Ok, I’d like to update the status of my fame to: Famous enough to have been interviewed, but still minor enough to be mis-quoted by the press.
I am paternally descended from (and share a last name with) one of the pioneer founders of a medium-sized US city. Unfortunately, this country being the way it is, hardly anybody outside that city’s local history museum has even heard of him, let alone any of his descendants. The people who work at the Burger King less than a mile of the old family homestead are like “Umm, who?”.
Yes, that can be surprising at times. Once, I sent an email to a university regarding a graduate program that they were just starting up and received a reply from a professor within three hours. What’s somewhat astonishing was that I had sent the email on a Sunday afternoon, expecting to wait until at least Monday, if not later in the week, for a cursory “Thanks for your interest, please find the program materials and application attached”. I got an apparently personalized response that mentioned and responded to information on my own academic background that I had mentioned in the email and that specifically encouraged me to learn more about the program by scheduling a meeting.
Most of those who witness my deeds do not live to tell of it. The rest become stricken with madness, ranting of one soaked in chaos, leaving naught but bloody ruin in his wake.
I suppose I’m well known in some IT circles, but basically just one of the teeming millions, a cog in the machine, a spoke in the wheel, (to paraphrase) a rumor, recognizable only as deja vu and dismissed just as quickly. I don’t exist; I was never even born. Anonymity is my name. Silence (and Spanish) my native tongue. I’m no longer part of the System. I’m below the System. Under it. To the side of it…perhaps stage left. I’m “them.” (i.e. ‘thos IT rat bastards!’)…I’m one of the Men in Ill Fitting Pants and Smelly Polo Shirts, Snarfing Down Pizza and a Coke For Breakfast!
Well, since I posted this, I’ve been accepted to speak at another security conference (kind of regionally important). And I put some research up on my blog that made a minor to moderate splash in the field. I got cited by some big security researchers and vendors for that.
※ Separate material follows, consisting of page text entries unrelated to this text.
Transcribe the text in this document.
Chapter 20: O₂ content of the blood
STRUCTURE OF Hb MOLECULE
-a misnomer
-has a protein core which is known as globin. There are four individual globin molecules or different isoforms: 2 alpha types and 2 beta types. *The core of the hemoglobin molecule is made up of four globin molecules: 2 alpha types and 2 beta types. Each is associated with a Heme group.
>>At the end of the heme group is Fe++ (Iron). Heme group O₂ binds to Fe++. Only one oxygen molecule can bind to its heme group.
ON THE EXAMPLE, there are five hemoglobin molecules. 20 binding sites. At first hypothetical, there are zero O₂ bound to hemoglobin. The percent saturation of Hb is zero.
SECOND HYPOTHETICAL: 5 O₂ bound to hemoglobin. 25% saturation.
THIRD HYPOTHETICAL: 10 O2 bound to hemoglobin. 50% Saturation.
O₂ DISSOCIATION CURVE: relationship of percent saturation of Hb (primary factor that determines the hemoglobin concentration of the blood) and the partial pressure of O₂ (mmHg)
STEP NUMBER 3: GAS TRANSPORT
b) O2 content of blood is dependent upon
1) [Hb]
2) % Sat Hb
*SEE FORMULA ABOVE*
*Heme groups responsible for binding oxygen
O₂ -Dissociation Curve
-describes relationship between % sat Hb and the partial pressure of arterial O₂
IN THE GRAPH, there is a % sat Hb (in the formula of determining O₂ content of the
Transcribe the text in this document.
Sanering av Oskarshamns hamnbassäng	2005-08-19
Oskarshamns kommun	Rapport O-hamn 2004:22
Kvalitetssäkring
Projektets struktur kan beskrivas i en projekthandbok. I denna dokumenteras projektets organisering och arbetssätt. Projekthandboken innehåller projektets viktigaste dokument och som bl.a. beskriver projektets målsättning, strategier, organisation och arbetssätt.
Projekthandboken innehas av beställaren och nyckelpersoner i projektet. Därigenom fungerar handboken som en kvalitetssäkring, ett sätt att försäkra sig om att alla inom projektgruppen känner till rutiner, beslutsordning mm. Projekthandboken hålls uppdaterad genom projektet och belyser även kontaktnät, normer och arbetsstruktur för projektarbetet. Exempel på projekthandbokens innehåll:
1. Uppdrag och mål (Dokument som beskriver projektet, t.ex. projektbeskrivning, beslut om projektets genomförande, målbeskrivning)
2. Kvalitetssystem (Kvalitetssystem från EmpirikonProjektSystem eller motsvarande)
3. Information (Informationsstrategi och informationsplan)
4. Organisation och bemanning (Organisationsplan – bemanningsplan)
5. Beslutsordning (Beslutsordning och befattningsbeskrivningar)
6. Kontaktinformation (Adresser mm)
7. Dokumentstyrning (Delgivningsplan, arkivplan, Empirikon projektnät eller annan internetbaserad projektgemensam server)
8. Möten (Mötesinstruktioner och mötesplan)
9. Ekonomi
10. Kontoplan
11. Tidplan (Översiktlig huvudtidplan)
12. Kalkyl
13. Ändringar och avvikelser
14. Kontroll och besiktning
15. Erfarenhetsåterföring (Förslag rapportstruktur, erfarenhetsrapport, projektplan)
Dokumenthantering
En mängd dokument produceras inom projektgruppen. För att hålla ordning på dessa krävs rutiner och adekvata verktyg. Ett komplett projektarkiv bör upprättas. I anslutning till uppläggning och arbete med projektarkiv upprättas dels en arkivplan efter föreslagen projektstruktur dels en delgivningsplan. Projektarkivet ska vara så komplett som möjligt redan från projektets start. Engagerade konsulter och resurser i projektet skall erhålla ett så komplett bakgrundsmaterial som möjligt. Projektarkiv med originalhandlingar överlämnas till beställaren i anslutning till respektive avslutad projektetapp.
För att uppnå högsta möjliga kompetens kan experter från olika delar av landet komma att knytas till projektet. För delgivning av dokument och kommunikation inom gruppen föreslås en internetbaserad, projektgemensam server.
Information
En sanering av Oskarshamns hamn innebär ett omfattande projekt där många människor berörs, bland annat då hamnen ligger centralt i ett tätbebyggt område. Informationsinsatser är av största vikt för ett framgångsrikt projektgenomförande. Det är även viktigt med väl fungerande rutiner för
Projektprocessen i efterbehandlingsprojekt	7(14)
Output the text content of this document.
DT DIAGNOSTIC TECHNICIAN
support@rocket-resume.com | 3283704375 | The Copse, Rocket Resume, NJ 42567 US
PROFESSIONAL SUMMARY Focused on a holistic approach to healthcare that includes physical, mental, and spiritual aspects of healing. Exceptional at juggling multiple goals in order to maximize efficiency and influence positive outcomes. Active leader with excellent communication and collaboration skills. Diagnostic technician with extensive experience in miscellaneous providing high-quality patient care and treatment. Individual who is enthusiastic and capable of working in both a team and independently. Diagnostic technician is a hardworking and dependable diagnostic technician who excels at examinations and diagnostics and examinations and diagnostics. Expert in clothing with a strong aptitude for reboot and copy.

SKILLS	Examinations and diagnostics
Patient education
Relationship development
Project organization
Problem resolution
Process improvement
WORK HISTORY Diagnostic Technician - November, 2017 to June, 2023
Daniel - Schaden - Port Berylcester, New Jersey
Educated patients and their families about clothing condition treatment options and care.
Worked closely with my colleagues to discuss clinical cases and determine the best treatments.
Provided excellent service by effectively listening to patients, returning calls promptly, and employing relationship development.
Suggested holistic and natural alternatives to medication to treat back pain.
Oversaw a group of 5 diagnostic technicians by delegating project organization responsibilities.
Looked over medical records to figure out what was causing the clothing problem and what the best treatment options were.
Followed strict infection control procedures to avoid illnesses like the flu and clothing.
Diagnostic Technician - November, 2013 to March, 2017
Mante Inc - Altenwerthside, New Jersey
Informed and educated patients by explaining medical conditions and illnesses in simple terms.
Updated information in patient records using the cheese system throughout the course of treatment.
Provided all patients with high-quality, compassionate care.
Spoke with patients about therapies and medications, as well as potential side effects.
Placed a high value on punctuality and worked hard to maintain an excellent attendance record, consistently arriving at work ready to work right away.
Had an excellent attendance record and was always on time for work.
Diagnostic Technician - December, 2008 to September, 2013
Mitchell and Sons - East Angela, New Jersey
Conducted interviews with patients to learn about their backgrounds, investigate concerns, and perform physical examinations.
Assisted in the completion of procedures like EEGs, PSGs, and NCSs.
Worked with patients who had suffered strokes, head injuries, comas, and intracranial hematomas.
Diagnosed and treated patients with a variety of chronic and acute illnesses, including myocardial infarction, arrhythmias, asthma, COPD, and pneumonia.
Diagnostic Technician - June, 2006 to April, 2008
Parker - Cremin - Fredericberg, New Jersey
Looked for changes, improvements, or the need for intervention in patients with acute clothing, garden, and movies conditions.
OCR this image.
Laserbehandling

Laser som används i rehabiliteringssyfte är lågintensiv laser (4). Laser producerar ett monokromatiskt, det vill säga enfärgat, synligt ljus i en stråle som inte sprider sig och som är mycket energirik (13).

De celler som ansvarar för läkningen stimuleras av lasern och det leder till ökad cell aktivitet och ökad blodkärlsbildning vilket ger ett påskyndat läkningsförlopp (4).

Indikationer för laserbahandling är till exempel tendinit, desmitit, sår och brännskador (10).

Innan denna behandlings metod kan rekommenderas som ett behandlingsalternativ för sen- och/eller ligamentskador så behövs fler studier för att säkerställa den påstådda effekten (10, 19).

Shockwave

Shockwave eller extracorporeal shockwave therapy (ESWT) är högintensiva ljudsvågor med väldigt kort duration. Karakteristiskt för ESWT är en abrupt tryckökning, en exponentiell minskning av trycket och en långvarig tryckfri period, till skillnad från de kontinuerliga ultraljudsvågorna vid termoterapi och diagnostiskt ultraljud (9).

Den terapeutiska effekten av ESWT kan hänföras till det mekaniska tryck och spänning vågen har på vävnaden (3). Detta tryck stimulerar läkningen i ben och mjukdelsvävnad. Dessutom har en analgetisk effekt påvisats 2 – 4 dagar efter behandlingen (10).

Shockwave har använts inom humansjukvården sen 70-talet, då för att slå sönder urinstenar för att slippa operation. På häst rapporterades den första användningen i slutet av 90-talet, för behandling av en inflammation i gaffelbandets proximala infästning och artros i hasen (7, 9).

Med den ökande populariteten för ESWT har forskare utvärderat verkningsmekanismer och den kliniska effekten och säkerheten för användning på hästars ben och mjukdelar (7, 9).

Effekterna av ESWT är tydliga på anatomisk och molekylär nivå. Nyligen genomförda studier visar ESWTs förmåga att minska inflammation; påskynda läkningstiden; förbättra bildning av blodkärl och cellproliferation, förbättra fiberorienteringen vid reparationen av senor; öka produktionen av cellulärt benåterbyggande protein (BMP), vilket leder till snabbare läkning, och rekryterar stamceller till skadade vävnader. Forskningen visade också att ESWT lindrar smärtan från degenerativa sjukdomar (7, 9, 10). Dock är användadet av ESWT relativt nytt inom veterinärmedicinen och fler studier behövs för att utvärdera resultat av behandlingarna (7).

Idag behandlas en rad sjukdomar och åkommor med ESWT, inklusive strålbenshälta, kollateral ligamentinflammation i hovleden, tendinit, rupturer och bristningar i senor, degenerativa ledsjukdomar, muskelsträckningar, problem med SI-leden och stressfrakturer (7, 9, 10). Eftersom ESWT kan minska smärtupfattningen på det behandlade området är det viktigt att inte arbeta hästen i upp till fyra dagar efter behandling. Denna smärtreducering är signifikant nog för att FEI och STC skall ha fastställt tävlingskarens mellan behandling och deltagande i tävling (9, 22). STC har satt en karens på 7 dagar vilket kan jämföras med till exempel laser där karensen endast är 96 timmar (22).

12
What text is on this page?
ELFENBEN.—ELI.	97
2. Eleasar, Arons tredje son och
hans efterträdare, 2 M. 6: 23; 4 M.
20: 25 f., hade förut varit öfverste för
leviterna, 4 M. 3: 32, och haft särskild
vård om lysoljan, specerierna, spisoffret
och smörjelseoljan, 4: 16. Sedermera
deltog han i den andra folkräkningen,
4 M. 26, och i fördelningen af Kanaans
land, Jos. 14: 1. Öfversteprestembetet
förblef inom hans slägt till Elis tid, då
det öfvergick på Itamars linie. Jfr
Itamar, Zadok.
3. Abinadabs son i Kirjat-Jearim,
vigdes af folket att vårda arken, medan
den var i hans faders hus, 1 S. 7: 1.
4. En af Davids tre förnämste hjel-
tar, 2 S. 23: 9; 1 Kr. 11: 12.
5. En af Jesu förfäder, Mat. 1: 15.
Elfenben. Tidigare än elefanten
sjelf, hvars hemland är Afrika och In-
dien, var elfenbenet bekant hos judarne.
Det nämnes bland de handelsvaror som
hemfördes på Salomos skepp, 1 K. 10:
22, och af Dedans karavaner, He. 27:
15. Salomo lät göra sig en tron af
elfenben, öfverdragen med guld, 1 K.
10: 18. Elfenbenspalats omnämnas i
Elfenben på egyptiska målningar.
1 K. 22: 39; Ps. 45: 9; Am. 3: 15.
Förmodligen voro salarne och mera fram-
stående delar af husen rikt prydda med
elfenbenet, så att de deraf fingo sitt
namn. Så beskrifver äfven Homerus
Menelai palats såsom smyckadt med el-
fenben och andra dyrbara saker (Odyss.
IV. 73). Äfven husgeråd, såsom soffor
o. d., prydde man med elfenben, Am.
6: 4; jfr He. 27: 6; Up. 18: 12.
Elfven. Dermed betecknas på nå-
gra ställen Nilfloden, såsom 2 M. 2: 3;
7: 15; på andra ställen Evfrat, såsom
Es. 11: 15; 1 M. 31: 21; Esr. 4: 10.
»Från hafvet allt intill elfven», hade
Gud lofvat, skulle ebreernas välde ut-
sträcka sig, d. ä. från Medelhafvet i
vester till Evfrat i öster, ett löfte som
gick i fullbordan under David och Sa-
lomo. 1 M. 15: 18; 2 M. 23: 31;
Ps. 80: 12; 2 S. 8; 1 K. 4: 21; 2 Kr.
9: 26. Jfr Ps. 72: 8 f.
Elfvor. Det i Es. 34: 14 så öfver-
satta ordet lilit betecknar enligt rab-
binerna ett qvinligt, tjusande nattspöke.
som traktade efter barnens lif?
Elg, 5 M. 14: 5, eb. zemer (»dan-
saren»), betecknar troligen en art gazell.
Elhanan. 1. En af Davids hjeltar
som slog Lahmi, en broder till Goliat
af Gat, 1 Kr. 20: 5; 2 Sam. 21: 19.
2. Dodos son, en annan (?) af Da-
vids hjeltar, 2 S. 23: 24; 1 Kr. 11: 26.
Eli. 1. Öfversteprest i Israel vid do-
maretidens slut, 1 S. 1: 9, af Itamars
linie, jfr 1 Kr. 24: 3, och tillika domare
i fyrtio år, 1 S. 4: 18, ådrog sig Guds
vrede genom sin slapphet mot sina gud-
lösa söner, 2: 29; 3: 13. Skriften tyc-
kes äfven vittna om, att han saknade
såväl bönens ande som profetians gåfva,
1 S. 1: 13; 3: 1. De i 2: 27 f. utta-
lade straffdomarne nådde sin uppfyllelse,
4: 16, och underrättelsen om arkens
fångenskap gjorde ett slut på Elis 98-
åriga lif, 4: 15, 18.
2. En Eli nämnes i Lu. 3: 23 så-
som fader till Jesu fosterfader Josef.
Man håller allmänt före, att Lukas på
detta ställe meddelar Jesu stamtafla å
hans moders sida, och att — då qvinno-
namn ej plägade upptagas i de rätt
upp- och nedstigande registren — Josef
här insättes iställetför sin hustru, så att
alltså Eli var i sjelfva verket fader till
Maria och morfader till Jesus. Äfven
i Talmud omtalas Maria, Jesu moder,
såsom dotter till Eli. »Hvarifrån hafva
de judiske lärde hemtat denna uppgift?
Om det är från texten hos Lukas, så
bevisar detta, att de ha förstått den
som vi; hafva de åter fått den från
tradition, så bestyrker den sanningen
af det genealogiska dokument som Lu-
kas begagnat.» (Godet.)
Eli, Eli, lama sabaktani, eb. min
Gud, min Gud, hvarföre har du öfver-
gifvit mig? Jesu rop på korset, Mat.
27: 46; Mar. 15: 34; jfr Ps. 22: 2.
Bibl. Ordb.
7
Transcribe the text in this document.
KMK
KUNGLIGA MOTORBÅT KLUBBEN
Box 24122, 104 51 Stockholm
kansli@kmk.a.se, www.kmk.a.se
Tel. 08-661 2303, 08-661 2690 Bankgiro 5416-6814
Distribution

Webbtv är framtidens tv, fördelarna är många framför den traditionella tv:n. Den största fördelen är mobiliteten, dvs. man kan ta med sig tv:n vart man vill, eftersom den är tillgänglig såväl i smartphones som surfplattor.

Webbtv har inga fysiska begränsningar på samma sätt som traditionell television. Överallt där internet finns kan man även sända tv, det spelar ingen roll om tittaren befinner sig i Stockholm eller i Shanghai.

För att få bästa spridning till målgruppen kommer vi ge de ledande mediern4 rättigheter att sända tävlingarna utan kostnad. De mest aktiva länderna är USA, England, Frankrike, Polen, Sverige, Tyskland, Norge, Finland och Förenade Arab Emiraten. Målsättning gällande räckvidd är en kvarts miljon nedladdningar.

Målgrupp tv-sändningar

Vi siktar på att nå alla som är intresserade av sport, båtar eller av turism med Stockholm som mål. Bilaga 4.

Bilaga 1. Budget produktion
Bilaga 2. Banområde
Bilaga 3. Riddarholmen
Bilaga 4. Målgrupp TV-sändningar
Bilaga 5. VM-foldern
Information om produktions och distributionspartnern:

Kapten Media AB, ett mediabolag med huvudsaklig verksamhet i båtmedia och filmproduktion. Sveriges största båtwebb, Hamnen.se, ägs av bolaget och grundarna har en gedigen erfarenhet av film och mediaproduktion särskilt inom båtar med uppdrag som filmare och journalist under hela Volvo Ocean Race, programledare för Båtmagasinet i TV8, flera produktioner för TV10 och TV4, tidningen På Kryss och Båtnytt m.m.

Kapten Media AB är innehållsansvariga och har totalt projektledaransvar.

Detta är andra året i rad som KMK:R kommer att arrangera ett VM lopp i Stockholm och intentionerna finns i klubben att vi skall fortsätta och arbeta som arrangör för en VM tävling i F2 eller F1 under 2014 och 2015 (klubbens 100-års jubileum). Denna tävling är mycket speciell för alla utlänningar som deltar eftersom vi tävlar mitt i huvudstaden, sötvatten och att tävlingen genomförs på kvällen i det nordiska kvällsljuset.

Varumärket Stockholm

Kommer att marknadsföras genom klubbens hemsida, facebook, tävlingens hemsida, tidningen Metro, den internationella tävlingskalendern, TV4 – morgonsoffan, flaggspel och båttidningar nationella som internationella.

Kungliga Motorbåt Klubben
So…
Actually, come to think of it, I read a couple dozen security sites on a near-daily basis, and I can’t remember the names of more than one or two of the writers. So, yeah, I’m still a nobody.
I’m not well known, but several times lately when I’ve been out with the boy I’ve been greeted by past patients, including the lady at the desk at the DMV, where our appointment had been ‘disappeared’. that’s OK, she told us, I know your Dad.
Now he, at least, thinks I’m regionally famous.
People used to stop me on the street because:
[ul]
[li]They recognized me from local theater productions;[/li][li]They recognized me from things I’d written in the local alternative newspaper (yeah, the paper used photographs, barf);[/li][li]They’d attended one of the seminars I taught in my daywalker job.[/li][/ul]
Now I have a nice, quiet job as an analyst in a fairly specified field. Local folks in the field either know me, or are one degree removed.
I’ve written six technical books and I have a blog on computer programming. Nothing terribly interesting.
Are you my brother?!?!? :eek:
It’s a distinct possibility.
I’m not a public figure on any level. I do have an uncommon last name, and if I Google myself, most of the hits are between me, a British pediatrician, and a young woman in Utah.
Last monday I took my friend to pick up his grandkids at school. An 11 year old girl recognised me from a show I did on a Da Vinci catapult several years ago. It shows on reruns quite a bit so she may have seen one. The first year I was recognised several times but none since.
This has nothing to do with me, but it just popped into my head.
There are a few people in this country who’ve had people walk up to them in public in recent months and say things like “Are you that Ebola guy?”
:rolleyes:
I would NOT want to be (in)famous for something like that, that’s for sure.
I occasionally appear on a nation-wide cable channel here in Canada.
In Canada, we don’t have “reporters of record.” A reported case is just that: it’s been printed in one of the reporter series: Westlaw or another. Could be appellate, could be trial or chambers.